How can insurers rise to the challenge of climate change?

Climate change is already eclipsing the pandemic as the most disruptive force the industry has ever faced.

Because of climate change, insurers are having to rewrite the playbook they have set out so that they can remain not just solvent, but stay true to their purpose of providing comprehensive protection. (Credit: Onur/Adobe Stock)

Climate change is once again a top-of-mind issue around the world as the regions around the world — most notably the U.K. — suffer from record heat waves. Coming on the heels of historic flooding and “once in a generation” hurricanes that continue to occur almost every year, climate change is having a huge impact on society. Insurers can play a key part in helping manage the effect of climate change by engaging more deeply with customers, policymakers, regulators and the other parts of the ecosystem.

For as unsettling as the COVID-19 pandemic was to the insurance industry, climate change is already eclipsing the pandemic as the most disruptive force the industry has ever faced. Insurers have traditionally been incredibly successful at building risk models that identify and navigate risk incredibly well. These models have been grounded in decades of research and are painstakingly reviewed and tweaked around the various fundamental data points they were built upon. But what happens when these “tried and true” data points are suddenly no longer relevant? Insurers need to adapt in order to stay in the black, and by proxy customers need to as well.

Because of climate change, insurers are having to rewrite the playbook they have set out so that they can remain not just solvent, but stay true to their purpose of providing comprehensive protection. This means going well beyond making the incremental changes to policies that they typically do. For example, insurers are now being forced to draw more narrow distinctions into their policies – like differentiating flood damage done by water logging versus flood damage resulting from molding – so that they can strike the right risk and exposure balance. And while these changes may help insurers’ bottom lines, they also stand to create friction with their customers.

This dynamic has created a very challenging double-edge situation for insurers to have to navigate. With that, here are some best practices and strategies that insurers can use in order to help them stay in the best graces possible with their customers as they make climate change enforced alterations to their operations.

Highlight alternatives and prevention

Insurers can move to get on the right side of climate change related moves by taking proactive steps to help educate consumers on ways to help them prevent premium hikes or even reduce premiums. Thanks to the growth and evolution of data science, customer profiles are now far more tailored than they have ever been. Therefore, insurers need to leverage data and technology to deliver customized experiences and information that is most pertinent for each customer’s situation.

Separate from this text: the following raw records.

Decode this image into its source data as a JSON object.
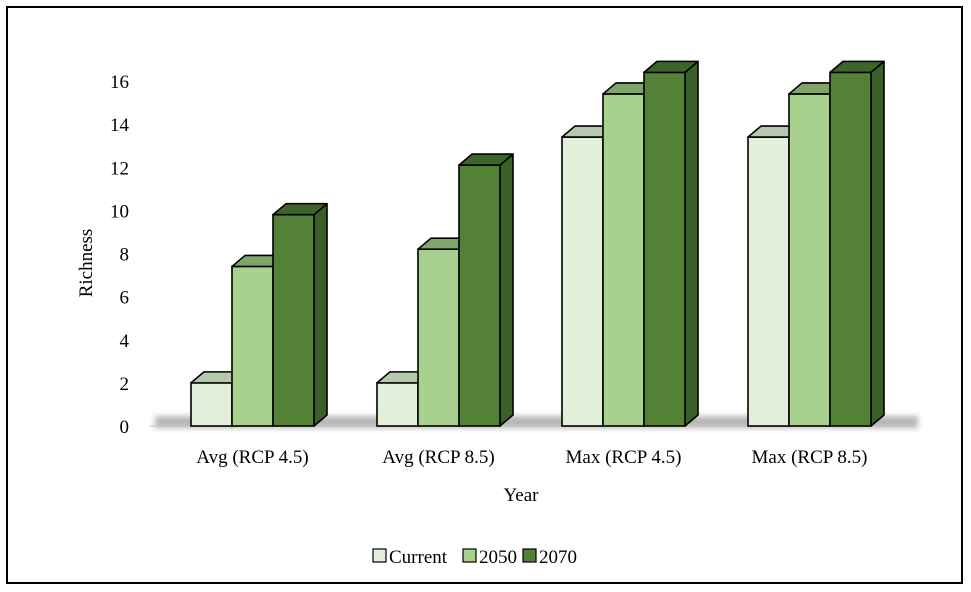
{
  "chart_data": {
    "type": "bar",
    "title": "",
    "xlabel": "Year",
    "ylabel": "Richness",
    "ylim": [
      0,
      16
    ],
    "yticks": [
      0,
      2,
      4,
      6,
      8,
      10,
      12,
      14,
      16
    ],
    "categories": [
      "Avg (RCP 4.5)",
      "Avg (RCP 8.5)",
      "Max (RCP 4.5)",
      "Max (RCP 8.5)"
    ],
    "series": [
      {
        "name": "Current",
        "values": [
          2,
          2,
          13.4,
          13.4
        ],
        "color": "#e2efd9",
        "top": "#b7c9ad",
        "side": "#c6d6bc"
      },
      {
        "name": "2050",
        "values": [
          7.4,
          8.2,
          15.4,
          15.4
        ],
        "color": "#a9d18e",
        "top": "#7fa56a",
        "side": "#8db878"
      },
      {
        "name": "2070",
        "values": [
          9.8,
          12.1,
          16.4,
          16.4
        ],
        "color": "#538135",
        "top": "#3d6527",
        "side": "#3b5f27"
      }
    ],
    "grid": false,
    "legend": "bottom",
    "style": "3d-clustered-column"
  }
}
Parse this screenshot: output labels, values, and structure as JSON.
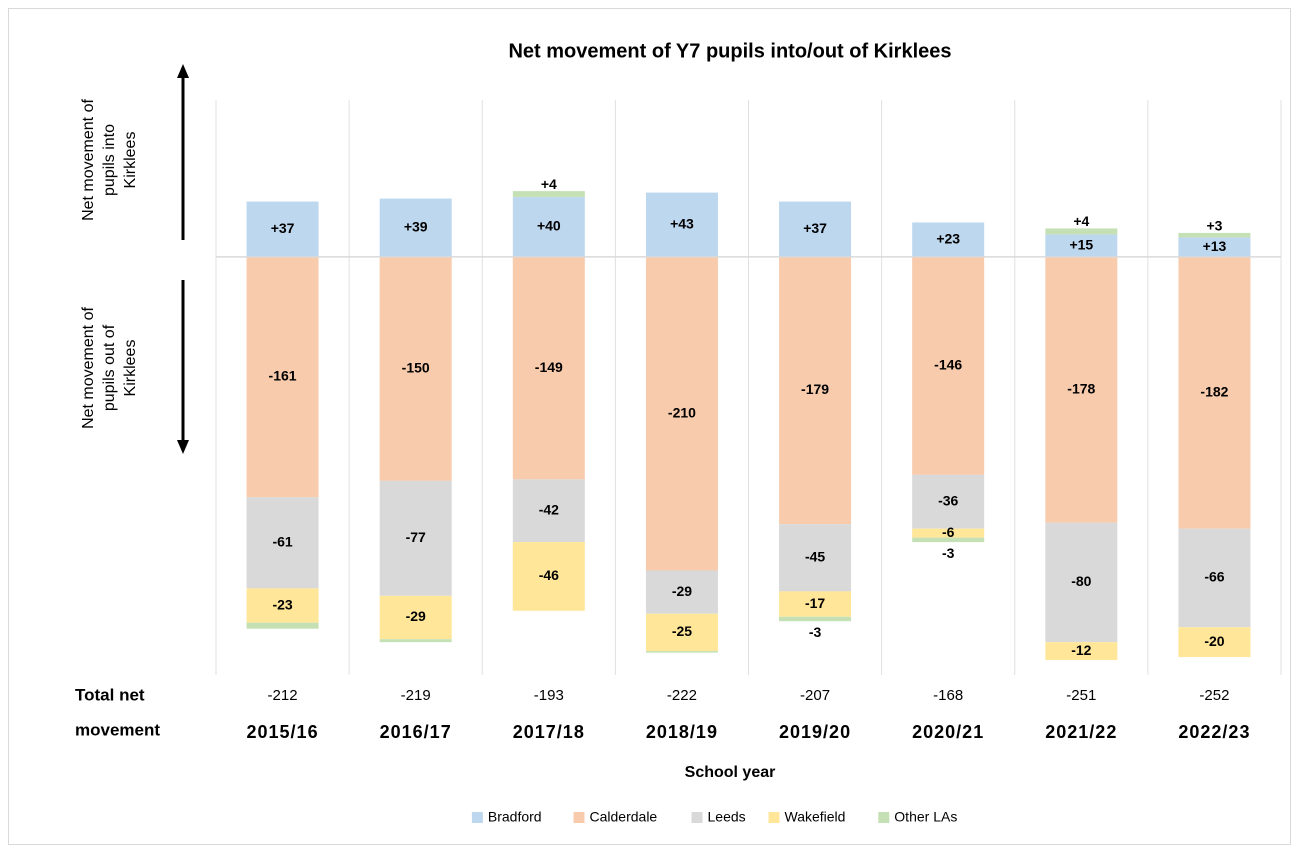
{
  "chart_data": {
    "type": "stacked_bar",
    "title": "Net movement of Y7 pupils into/out of Kirklees",
    "x_label": "School year",
    "categories": [
      "2015/16",
      "2016/17",
      "2017/18",
      "2018/19",
      "2019/20",
      "2020/21",
      "2021/22",
      "2022/23"
    ],
    "series": [
      {
        "name": "Bradford",
        "color": "#bdd7ee",
        "values": [
          37,
          39,
          40,
          43,
          37,
          23,
          15,
          13
        ],
        "value_labels": [
          "+37",
          "+39",
          "+40",
          "+43",
          "+37",
          "+23",
          "+15",
          "+13"
        ]
      },
      {
        "name": "Calderdale",
        "color": "#f8cbad",
        "values": [
          -161,
          -150,
          -149,
          -210,
          -179,
          -146,
          -178,
          -182
        ]
      },
      {
        "name": "Leeds",
        "color": "#d9d9d9",
        "values": [
          -61,
          -77,
          -42,
          -29,
          -45,
          -36,
          -80,
          -66
        ]
      },
      {
        "name": "Wakefield",
        "color": "#ffe699",
        "values": [
          -23,
          -29,
          -46,
          -25,
          -17,
          -6,
          -12,
          -20
        ]
      },
      {
        "name": "Other LAs",
        "color": "#c5e0b4",
        "values": [
          -4,
          -2,
          4,
          -1,
          -3,
          -3,
          4,
          3
        ],
        "value_labels": [
          null,
          null,
          "+4",
          null,
          "-3",
          "-3",
          "+4",
          "+3"
        ]
      }
    ],
    "totals_label": [
      "Total net",
      "movement"
    ],
    "totals": [
      -212,
      -219,
      -193,
      -222,
      -207,
      -168,
      -251,
      -252
    ],
    "annotations": [
      [
        "Net movement of",
        "pupils into",
        "Kirklees"
      ],
      [
        "Net movement of",
        "pupils out of",
        "Kirklees"
      ]
    ],
    "ylim": [
      -280,
      105
    ],
    "legend": "bottom"
  }
}
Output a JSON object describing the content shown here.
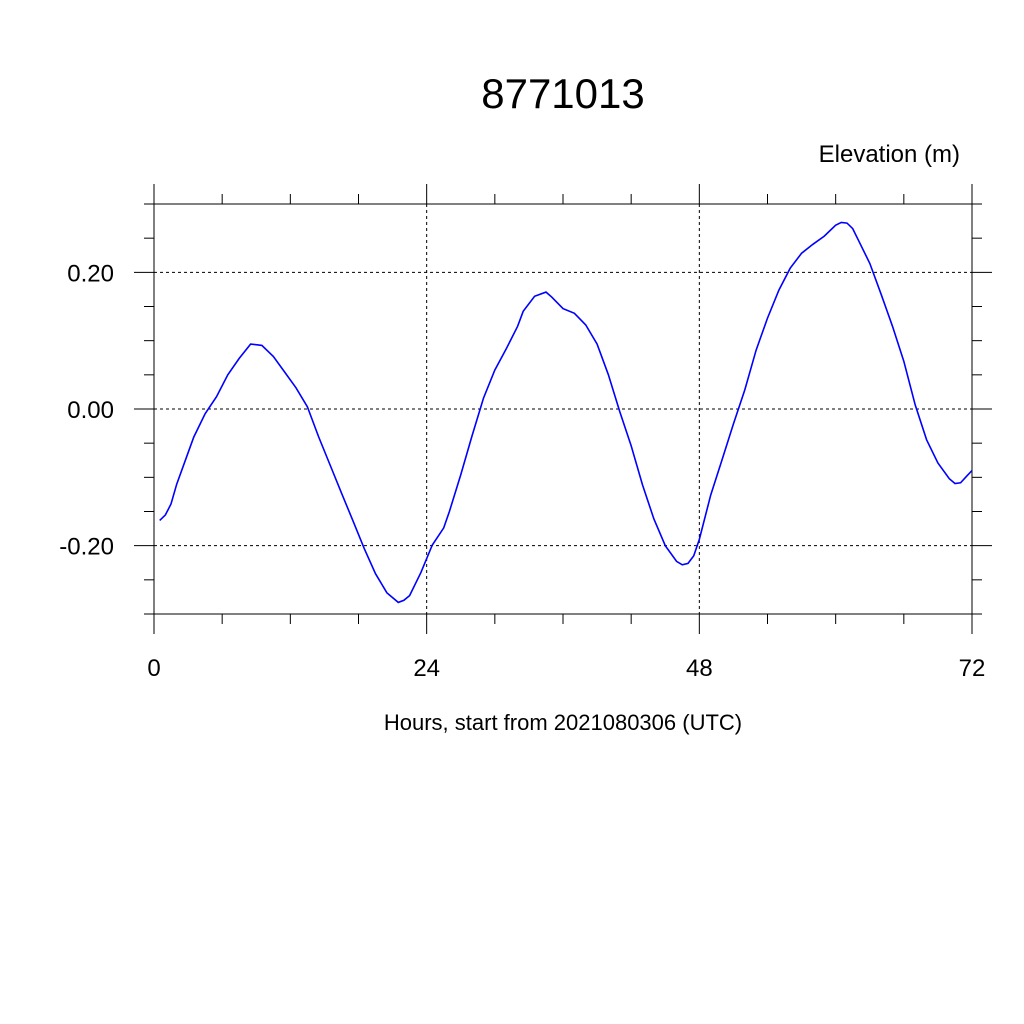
{
  "chart_data": {
    "type": "line",
    "title": "8771013",
    "ylabel": "Elevation (m)",
    "xlabel": "Hours, start from 2021080306 (UTC)",
    "xlim": [
      0,
      72
    ],
    "ylim": [
      -0.3,
      0.3
    ],
    "x_ticks": [
      0,
      24,
      48,
      72
    ],
    "x_tick_labels": [
      "0",
      "24",
      "48",
      "72"
    ],
    "x_minor_step": 6,
    "y_ticks": [
      -0.2,
      0.0,
      0.2
    ],
    "y_tick_labels": [
      "-0.20",
      "0.00",
      "0.20"
    ],
    "y_minor_step": 0.05,
    "grid": "dashed at major ticks",
    "line_color": "#0000ff",
    "series": [
      {
        "x": [
          0.5,
          1,
          1.5,
          2,
          3,
          3.5,
          4.5,
          5.5,
          6.5,
          7.5,
          8.5,
          9.5,
          10.5,
          11.5,
          12.5,
          13.5,
          14.5,
          15.5,
          16.5,
          17.5,
          18.5,
          19.5,
          20.5,
          21.5,
          22,
          22.5,
          23.5,
          24.5,
          25.5,
          26,
          27,
          28,
          29,
          30,
          31,
          32,
          32.5,
          33.5,
          34.5,
          35,
          36,
          37,
          38,
          39,
          40,
          41,
          42,
          43,
          44,
          45,
          46,
          46.5,
          47,
          47.5,
          48,
          49,
          50,
          51,
          52,
          53,
          54,
          55,
          56,
          57,
          58,
          59,
          60,
          60.5,
          61,
          61.5,
          62,
          63,
          64,
          65,
          66,
          67,
          68,
          69,
          70,
          70.5,
          71,
          71.5,
          72
        ],
        "y": [
          -0.163,
          -0.155,
          -0.139,
          -0.11,
          -0.064,
          -0.041,
          -0.007,
          0.018,
          0.05,
          0.074,
          0.095,
          0.093,
          0.077,
          0.054,
          0.031,
          0.003,
          -0.041,
          -0.082,
          -0.123,
          -0.163,
          -0.204,
          -0.241,
          -0.269,
          -0.283,
          -0.28,
          -0.273,
          -0.239,
          -0.199,
          -0.174,
          -0.15,
          -0.096,
          -0.039,
          0.016,
          0.057,
          0.088,
          0.121,
          0.143,
          0.165,
          0.171,
          0.164,
          0.147,
          0.14,
          0.123,
          0.095,
          0.05,
          -0.004,
          -0.054,
          -0.111,
          -0.161,
          -0.2,
          -0.223,
          -0.228,
          -0.226,
          -0.215,
          -0.191,
          -0.126,
          -0.074,
          -0.022,
          0.028,
          0.086,
          0.133,
          0.174,
          0.206,
          0.228,
          0.241,
          0.253,
          0.269,
          0.273,
          0.272,
          0.264,
          0.247,
          0.213,
          0.168,
          0.121,
          0.07,
          0.006,
          -0.045,
          -0.079,
          -0.102,
          -0.109,
          -0.108,
          -0.099,
          -0.09
        ]
      }
    ]
  }
}
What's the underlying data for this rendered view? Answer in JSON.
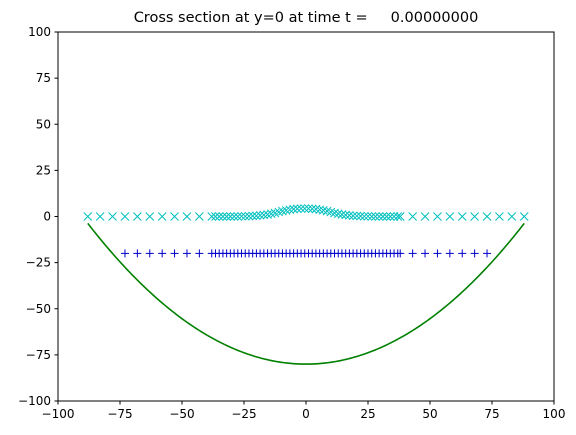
{
  "chart_data": {
    "type": "scatter",
    "title": "Cross section at y=0 at time t =     0.00000000",
    "xlabel": "",
    "ylabel": "",
    "xlim": [
      -100,
      100
    ],
    "ylim": [
      -100,
      100
    ],
    "xticks": [
      -100,
      -75,
      -50,
      -25,
      0,
      25,
      50,
      75,
      100
    ],
    "yticks": [
      -100,
      -75,
      -50,
      -25,
      0,
      25,
      50,
      75,
      100
    ],
    "grid": false,
    "series": [
      {
        "marker": "x",
        "color": "#00bfbf",
        "x": [
          -88,
          -83,
          -78,
          -73,
          -68,
          -63,
          -58,
          -53,
          -48,
          -43,
          -38,
          -36.5,
          -35,
          -33.5,
          -32,
          -30.5,
          -29,
          -27.5,
          -26,
          -24.5,
          -23,
          -21.5,
          -20,
          -18.5,
          -17,
          -15.5,
          -14,
          -12.5,
          -11,
          -9.5,
          -8,
          -6.5,
          -5,
          -3.5,
          -2,
          -0.5,
          1,
          2.5,
          4,
          5.5,
          7,
          8.5,
          10,
          11.5,
          13,
          14.5,
          16,
          17.5,
          19,
          20.5,
          22,
          23.5,
          25,
          26.5,
          28,
          29.5,
          31,
          32.5,
          34,
          35.5,
          37,
          38,
          43,
          48,
          53,
          58,
          63,
          68,
          73,
          78,
          83,
          88
        ],
        "y": [
          0,
          0,
          0,
          0,
          0,
          0,
          0,
          0,
          0,
          0,
          0,
          0,
          0,
          0,
          0,
          0,
          0,
          0,
          0.1,
          0.1,
          0.2,
          0.3,
          0.4,
          0.6,
          0.8,
          1.1,
          1.5,
          1.9,
          2.4,
          2.9,
          3.3,
          3.7,
          4.0,
          4.2,
          4.3,
          4.3,
          4.3,
          4.2,
          4.0,
          3.7,
          3.3,
          2.9,
          2.4,
          1.9,
          1.5,
          1.1,
          0.8,
          0.6,
          0.4,
          0.3,
          0.2,
          0.1,
          0.1,
          0,
          0,
          0,
          0,
          0,
          0,
          0,
          0,
          0,
          0,
          0,
          0,
          0,
          0,
          0,
          0,
          0,
          0,
          0
        ]
      },
      {
        "marker": "+",
        "color": "#0000cc",
        "x": [
          -73,
          -68,
          -63,
          -58,
          -53,
          -48,
          -43,
          -38,
          -36.5,
          -35,
          -33.5,
          -32,
          -30.5,
          -29,
          -27.5,
          -26,
          -24.5,
          -23,
          -21.5,
          -20,
          -18.5,
          -17,
          -15.5,
          -14,
          -12.5,
          -11,
          -9.5,
          -8,
          -6.5,
          -5,
          -3.5,
          -2,
          -0.5,
          1,
          2.5,
          4,
          5.5,
          7,
          8.5,
          10,
          11.5,
          13,
          14.5,
          16,
          17.5,
          19,
          20.5,
          22,
          23.5,
          25,
          26.5,
          28,
          29.5,
          31,
          32.5,
          34,
          35.5,
          37,
          38,
          43,
          48,
          53,
          58,
          63,
          68,
          73
        ],
        "y": -20
      },
      {
        "marker": "line",
        "color": "#008000",
        "x_range": [
          -88,
          88
        ],
        "vertex": [
          0,
          -80
        ],
        "curvature": 0.00985
      }
    ]
  }
}
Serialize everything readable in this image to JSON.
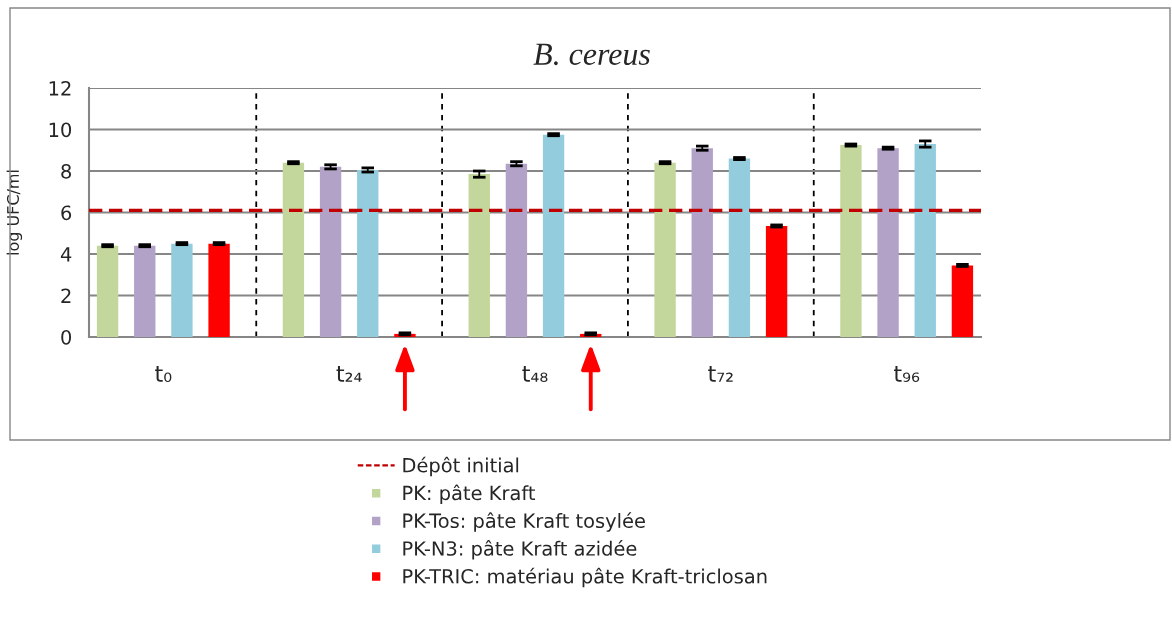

For example, if a customer lives in an area that is now increasingly likely to experience hurricanes, send those policy holders information on how they can retrofit their homes to save, instead of hitting them with an unwelcome hike when their policy is set to renew.

Be proactive in highlighting possible coverage gaps

Sweeping shifts under the carpet is not only bad for customer loyalty but fundamentally undermines the goal of the insurance industry to provide the best coverage possible to fit each customer’s needs. If a majority of customers in flood risk regions believe they have full flood coverage, but in actuality only have partial coverage, insurers stand to face significant backlash and reputational damage when a disaster strikes. Insurers need to do everything possible to make sure that customers have an understanding of their current coverage options, the emerging climate related risks they face and what coverage options exist to help them protect against damage related to this event. That way customers can make the best decisions for them and understand why additional coverage may be necessary instead of coping with surprises down the road at the worst possible moment.

Unleash the combined power of data + AI + technology

Technology adoption in insurance has exploded in the last two years and is set to grow to $262 billion by 2026. It is essential that insurers continue to integrate new technologies, alternative data sources and better AI methods to remain on the cutting-edge particularly as the climate crisis deepens, and continue to remain as efficient and responsive to customers’ needs as possible. This includes everything from beefing up data processing infrastructure to help cope with the deluge of data coming from connected devices, to unlocking the potential of assets such as images to help better expedite the claims process or give more comprehensive quotes. The more information insurers have the more information they can pass on to their customers to make them not only feel more valued, but build trust that can help them better understand tricky possibilities such as why premiums may rise and what can be done to mitigate this.

The next few years will be pivotal if the insurance industry has any chance of getting out ahead of the implications of climate change. However, by focusing on these few key tactics (by no means comprehensive), insurers can create an environment that promotes customer loyalty and confidence in the face of the rethinking that is taking place in the space.

Sankar Narayanan is the chief practice officer at Fractal Analytics.